When you sit to think about businesses that can possibly grow into a franchise with outlets in different locations, a fried yam business may not fall among the first five options. But like we continue to see, day after day, anything is possible in business, and Adebayo Adedeji has proven that even a brand that sells just fried yam can grow to enviable heights.
Adedeji graduated from the Obafemi Awolowo University in 2003 with Bachelors of Science, Demography and Social Statistics, and later bagged an MBA in Finance at the Clark Atlanta University, Georgia in 2009. Even before completing his first degree, he had started his professional hustle. From 2000 to 2008, he worked as Financial Analyst at Nego Construction Limited, and Ecobank Nigeria; and also worked as Senior Financial Analyst with Arvin Meritor.
After completing his MBA, he joined Texas Instruments in June 2009 and spent three years working in different roles including; Finance Manager / Management Accountant; Strategic Operations Planning; and Cost and Financial Planner. He also worked with Walmart in Bentonville, Arkansas, and then with PetSmart in Phoenix, Arizona Area.
By 2016, Adebayo was not just any other MBA Holder. He had been properly seasoned and grounded with the diverse work experiences in different multinationals and retail brands.
MBA Holder Turns Yam Seller
Adedeji always knew that he wanted to do business, but for some time, it was really a case of trying out what worked.
“Touching lives and creating employment for Nigerians is a burning desire and that inspired me to not relent but fire on. I thought I could make a difference, and I guess that is where my inspiration is. I didn’t just want to settle for the white collar job I was having because I knew I am a business tycoon and could do very well owning my business and that has carried me to this point” he said in a recent interview.
He started a show business making high-quality shoes and sandals at lower prices, ranging from 500 to 6,000 naira. He soon ran into a major block when the cost of production went up due to depreciation of the naira.
“The dollar rate to naira increased from N140 to N400 per $1 within a short while. I could not forge ahead as the cost of production increased” he recounted.
While he was at this crossroad, the inspiration to start Dundun nation came from the least expected source.
“One morning, while my wife Kemi was frying yams in the house, I realised it was something I could do to make money. I know a woman who sells puff at 6 am and closes at 9 am, earning an average of what a 9-5 would earn monthly, in a day or two, that struck me”.

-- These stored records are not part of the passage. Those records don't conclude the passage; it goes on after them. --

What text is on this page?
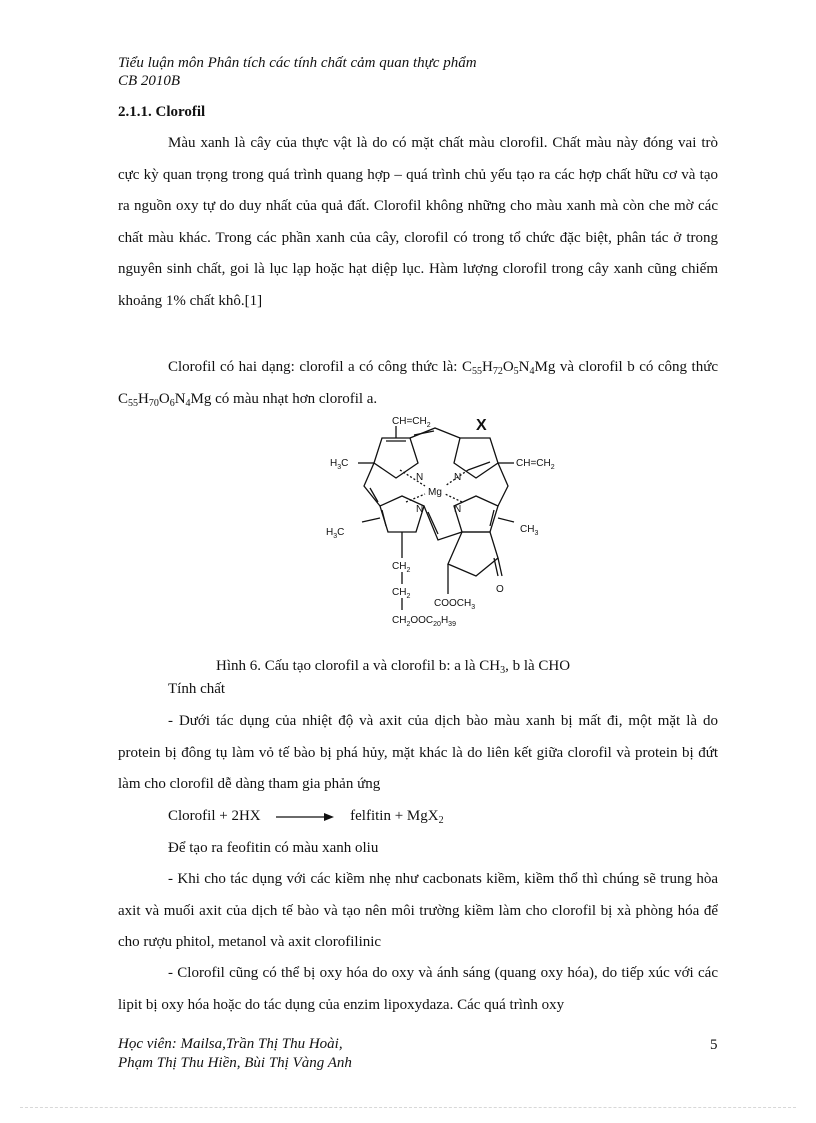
Tiểu luận môn Phân tích các tính chất cảm quan thực phẩm
CB 2010B
2.1.1. Clorofil

Màu xanh là cây của thực vật là do có mặt chất màu clorofil. Chất màu này đóng vai trò cực kỳ quan trọng trong quá trình quang hợp – quá trình chủ yếu tạo ra các hợp chất hữu cơ và tạo ra nguồn oxy tự do duy nhất của quả đất. Clorofil không những cho màu xanh mà còn che mờ các chất màu khác. Trong các phần xanh của cây, clorofil có trong tổ chức đặc biệt, phân tác ở trong nguyên sinh chất, goi là lục lạp hoặc hạt diệp lục. Hàm lượng clorofil trong cây xanh cũng chiếm khoảng 1% chất khô.[1]

Clorofil có hai dạng: clorofil a có công thức là: $C_{55}H_{72}O_5N_4Mg$ và clorofil b có công thức $C_{55}H_{70}O_6N_4Mg$ có màu nhạt hơn clorofil a.

$CH=CH_2$	X
$H_3C$	$CH=CH_2$
N	N
Mg
N	N
$H_3C$	$CH_3$
O
$CH_2$
$CH_2$
$COOCH_3$
$CH_2OOC_{20}H_{39}$
Hình 6. Cấu tạo clorofil a và clorofil b: a là $CH_3$, b là CHO
Tính chất

- Dưới tác dụng của nhiệt độ và axit của dịch bào màu xanh bị mất đi, một mặt là do protein bị đông tụ làm vỏ tế bào bị phá hủy, mặt khác là do liên kết giữa clorofil và protein bị đứt làm cho clorofil dễ dàng tham gia phản ứng

Clorofil + 2HX	felfitin + MgX$_2$
Để tạo ra feofitin có màu xanh oliu

- Khi cho tác dụng với các kiềm nhẹ như cacbonats kiềm, kiềm thổ thì chúng sẽ trung hòa axit và muối axit của dịch tế bào và tạo nên môi trường kiềm làm cho clorofil bị xà phòng hóa để cho rượu phitol, metanol và axit clorofilinic

- Clorofil cũng có thể bị oxy hóa do oxy và ánh sáng (quang oxy hóa), do tiếp xúc với các lipit bị oxy hóa hoặc do tác dụng của enzim lipoxydaza. Các quá trình oxy

Học viên: Mailsa,Trần Thị Thu Hoài,
Phạm Thị Thu Hiền, Bùi Thị Vàng Anh
5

He did some more research and market survey around, and Dundun nation was born with himself and his wife as the first staffs. He would later be joined by his cousin Tosin, and his friend, Wale. He developed the concept around providing good and affordable food for the average Nigerian. The fried yam is offered with sweet potatoes, fried plantains, moinmoin and several proteins in different packages, so that it is affordable, filling and satisfying. The choice of name was quite logical, as Dùndú is the Yoruba word for fried yam.
When the opportunity came for Adedeji to join Amazon in 2017, he took it up, confident that his team of co-founders and partners could hold the fort and truly, they did. In May 2019, he joined Wakanow and assumed the role of Chief Commercial Officer(CCO) and Head of transformation. He has been the CEO of Wakanow since October 2019.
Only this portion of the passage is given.